Song Yiran memandang pergelangan tangannya yang hampir patah karena cengkraman Fu Yanzhi, keringat dingin membasahi dahinya karena rasa sakit.
Sebuah tembakan laser mengenai cakar Fu Yanzhi, memaksanya melepaskan Song Yiran.
Pria berseragam putih yang memimpin tim, melompat menghadapi Fu Yanzhi.
Pria berseragam putih itu mengayunkan pukulan keras, namun Fu Yanzhi menangkisnya dengan dua cakar tajam.
Song Yiran memanfaatkan kesempatan itu, berlari ke dapur, membuka lemari es dan mengambil sebilah pisau.
Fu Yanzhi melihat itu, segera mengejarnya.
Song Yiran mengangkat pisaunya, menusukkan ke perut Fu Yanzhi, namun dengan mudah dihindari oleh Fu Yanzhi.
Jelas sekali, di hadapan Fu Yanzhi yang kekuatannya tidak tertekan, Song Yiran tidak punya kesempatan.

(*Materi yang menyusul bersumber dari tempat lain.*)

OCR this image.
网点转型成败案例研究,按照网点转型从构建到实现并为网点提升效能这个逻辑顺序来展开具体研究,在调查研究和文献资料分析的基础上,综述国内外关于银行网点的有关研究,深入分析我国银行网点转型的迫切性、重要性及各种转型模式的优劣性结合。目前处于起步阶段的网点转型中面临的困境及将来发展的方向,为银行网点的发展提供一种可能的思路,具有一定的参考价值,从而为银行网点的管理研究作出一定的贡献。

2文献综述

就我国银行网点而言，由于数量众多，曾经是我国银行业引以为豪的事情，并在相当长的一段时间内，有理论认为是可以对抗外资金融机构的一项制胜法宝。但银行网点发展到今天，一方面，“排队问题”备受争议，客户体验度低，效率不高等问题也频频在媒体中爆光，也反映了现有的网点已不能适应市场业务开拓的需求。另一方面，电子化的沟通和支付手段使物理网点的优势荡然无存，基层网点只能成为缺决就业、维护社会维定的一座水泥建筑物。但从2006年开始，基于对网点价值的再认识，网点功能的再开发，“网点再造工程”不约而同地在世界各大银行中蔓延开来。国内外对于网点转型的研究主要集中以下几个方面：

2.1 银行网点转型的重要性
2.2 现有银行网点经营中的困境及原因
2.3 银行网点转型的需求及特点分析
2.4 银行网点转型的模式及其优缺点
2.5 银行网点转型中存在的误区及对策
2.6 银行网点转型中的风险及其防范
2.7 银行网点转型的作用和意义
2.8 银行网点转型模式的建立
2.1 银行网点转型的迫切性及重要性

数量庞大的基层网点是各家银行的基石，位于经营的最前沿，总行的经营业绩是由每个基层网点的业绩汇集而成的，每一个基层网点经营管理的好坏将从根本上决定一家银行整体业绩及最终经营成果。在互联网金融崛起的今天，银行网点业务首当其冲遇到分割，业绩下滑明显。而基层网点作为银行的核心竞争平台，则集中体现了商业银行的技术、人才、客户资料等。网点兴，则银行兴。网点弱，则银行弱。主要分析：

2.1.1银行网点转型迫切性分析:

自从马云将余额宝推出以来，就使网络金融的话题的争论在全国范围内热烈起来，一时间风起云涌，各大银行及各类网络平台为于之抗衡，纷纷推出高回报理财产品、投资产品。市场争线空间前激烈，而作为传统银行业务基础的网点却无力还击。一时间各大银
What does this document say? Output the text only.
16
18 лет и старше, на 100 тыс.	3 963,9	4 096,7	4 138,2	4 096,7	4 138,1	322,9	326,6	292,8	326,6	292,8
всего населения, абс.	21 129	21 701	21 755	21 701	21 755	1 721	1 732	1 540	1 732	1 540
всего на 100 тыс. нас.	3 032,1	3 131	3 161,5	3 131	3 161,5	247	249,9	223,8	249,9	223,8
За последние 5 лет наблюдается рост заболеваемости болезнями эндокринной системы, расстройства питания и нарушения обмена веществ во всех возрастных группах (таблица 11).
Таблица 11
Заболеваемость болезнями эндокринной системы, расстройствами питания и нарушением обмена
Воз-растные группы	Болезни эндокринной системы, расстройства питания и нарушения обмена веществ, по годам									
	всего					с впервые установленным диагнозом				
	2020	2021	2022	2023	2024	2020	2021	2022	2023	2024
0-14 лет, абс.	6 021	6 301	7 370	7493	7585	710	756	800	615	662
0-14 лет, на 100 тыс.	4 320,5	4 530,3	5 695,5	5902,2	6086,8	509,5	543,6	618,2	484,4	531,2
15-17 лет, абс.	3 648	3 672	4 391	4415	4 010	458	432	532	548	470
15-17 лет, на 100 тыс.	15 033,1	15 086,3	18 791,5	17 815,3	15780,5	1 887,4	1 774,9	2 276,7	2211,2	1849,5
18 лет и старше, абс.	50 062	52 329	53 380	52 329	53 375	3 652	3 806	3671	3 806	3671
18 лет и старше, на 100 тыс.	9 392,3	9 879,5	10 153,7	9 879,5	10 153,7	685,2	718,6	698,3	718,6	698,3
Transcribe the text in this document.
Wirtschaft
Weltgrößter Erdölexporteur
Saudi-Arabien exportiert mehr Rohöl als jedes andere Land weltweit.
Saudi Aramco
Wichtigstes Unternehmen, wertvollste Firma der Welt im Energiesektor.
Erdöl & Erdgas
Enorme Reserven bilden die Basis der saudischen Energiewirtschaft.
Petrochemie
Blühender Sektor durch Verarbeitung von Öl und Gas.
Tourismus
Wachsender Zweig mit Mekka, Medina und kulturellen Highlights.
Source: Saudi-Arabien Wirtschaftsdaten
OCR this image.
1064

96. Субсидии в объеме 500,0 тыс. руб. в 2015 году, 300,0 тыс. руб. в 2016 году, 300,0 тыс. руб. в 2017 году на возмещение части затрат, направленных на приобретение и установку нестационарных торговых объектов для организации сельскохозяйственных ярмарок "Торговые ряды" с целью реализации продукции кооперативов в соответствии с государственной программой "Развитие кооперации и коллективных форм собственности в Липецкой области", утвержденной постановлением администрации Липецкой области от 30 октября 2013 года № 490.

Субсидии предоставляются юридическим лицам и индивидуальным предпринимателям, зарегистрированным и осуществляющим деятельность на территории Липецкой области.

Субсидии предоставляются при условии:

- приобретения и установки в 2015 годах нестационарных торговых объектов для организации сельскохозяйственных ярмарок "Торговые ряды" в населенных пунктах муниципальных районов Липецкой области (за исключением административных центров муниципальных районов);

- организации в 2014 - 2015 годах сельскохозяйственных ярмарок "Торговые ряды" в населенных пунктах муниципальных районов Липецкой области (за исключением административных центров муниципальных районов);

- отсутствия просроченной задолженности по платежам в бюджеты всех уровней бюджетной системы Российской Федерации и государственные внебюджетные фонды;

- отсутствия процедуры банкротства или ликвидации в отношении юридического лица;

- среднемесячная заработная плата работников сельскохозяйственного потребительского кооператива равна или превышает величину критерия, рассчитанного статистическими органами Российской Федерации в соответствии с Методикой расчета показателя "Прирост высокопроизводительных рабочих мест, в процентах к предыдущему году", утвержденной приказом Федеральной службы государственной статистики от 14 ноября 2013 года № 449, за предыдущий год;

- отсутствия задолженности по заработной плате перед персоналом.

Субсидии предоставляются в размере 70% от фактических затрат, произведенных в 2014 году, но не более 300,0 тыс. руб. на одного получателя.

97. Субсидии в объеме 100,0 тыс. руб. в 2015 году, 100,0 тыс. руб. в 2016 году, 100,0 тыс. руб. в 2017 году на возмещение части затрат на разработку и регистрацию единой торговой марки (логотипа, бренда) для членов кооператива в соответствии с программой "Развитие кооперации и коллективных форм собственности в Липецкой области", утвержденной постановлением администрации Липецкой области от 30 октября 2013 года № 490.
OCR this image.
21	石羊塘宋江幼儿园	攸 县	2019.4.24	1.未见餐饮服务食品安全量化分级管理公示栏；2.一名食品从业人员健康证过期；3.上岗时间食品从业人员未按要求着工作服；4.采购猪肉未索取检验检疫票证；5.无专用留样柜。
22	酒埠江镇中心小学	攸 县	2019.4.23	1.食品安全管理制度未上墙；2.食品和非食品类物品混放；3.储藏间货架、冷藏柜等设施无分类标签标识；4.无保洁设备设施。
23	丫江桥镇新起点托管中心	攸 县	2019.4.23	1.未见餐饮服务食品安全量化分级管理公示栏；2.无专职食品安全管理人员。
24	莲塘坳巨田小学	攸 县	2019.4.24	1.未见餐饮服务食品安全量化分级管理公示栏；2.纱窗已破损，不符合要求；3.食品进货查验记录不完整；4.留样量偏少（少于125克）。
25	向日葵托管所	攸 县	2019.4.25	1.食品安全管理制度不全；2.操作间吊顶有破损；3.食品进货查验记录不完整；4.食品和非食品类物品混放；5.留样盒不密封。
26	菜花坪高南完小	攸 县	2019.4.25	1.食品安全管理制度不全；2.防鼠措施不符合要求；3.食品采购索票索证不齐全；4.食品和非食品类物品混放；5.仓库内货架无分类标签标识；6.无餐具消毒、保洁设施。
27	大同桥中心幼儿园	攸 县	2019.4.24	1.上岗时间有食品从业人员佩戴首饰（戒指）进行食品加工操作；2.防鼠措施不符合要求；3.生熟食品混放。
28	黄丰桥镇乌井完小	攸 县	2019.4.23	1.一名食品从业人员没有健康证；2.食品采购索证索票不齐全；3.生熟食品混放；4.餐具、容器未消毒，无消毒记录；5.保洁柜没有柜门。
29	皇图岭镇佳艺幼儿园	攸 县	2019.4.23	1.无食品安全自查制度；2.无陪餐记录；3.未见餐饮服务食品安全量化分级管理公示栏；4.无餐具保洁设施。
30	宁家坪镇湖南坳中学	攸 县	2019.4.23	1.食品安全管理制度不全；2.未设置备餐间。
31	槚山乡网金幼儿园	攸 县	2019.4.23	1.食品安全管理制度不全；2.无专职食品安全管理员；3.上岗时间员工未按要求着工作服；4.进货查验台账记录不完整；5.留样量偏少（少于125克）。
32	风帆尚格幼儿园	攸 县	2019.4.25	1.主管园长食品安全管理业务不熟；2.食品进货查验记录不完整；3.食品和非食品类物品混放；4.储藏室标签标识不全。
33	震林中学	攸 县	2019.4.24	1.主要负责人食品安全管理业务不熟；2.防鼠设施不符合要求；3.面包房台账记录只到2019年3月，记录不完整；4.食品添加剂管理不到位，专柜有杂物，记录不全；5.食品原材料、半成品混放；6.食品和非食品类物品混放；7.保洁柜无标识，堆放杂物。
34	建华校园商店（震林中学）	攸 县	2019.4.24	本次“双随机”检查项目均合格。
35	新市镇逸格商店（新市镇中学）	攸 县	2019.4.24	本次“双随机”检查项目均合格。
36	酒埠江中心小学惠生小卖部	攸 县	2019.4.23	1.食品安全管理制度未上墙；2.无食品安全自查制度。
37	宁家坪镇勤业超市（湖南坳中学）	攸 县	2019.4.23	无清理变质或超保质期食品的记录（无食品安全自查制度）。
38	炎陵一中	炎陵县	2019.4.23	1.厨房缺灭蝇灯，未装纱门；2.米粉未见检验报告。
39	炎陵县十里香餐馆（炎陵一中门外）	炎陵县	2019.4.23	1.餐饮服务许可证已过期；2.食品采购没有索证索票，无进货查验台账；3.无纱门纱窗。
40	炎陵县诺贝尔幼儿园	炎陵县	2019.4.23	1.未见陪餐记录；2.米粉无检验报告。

Sebenarnya Fu Yanzhi hendak menyerang Song Yiran, tapi pria berseragam putih itu menghunus pedang panjangnya dan menebas ke arah Fu Yanzhi, yang terpaksa menghindar.
“Bam!”
Cahaya terang menyambar tubuh Fu Yanzhi, memaksanya mundur.
Fu Yanzhi melihat cairan hitam mengalir dari perutnya, matanya berubah gelap dan menyeramkan.
Ia menggertakkan gigi, menatap penuh kebencian ke arah pria berseragam putih itu.
Kali ini, Fu Yanzhi tak akan pernah melepaskan mereka.
“Kalian, kepung dia!” Pria berseragam putih itu memberi perintah setelah melirik ke arah Fu Yanzhi.
“Siap!”
Para anggota penegak hukum serentak menyerbu ke arah Fu Yanzhi.
Fu Yanzhi terus menghindari serangan mereka, dan dalam sekejap ia sudah berada di luar kamarnya.
Ia menatap Song Yiran dalam-dalam, lalu membuka pintu kamar, dan melemparkan bom mini.
Ledakan hebat mengguncang ruangan.
Untung saja rumah itu terbuat dari bahan logam berkualitas tinggi, bahkan bom pun tak cukup kuat untuk merusak bangunan itu.
Tubuh Fu Yanzhi pun, pada saat itu, memanfaatkan kekuatan ledakan, melompat keluar jendela, melarikan diri ke luar kota.
Song Yiran cukup cerdas, ia sudah lebih dulu mencari tempat bersembunyi.
Namun Song Yiran tahu, semua ini belum selesai.
Kalau tidak, Fu Yanzhi tak perlu mengambil risiko menghancurkan kamarnya sendiri, pastilah ia ingin memusnahkan sebuah bukti penting.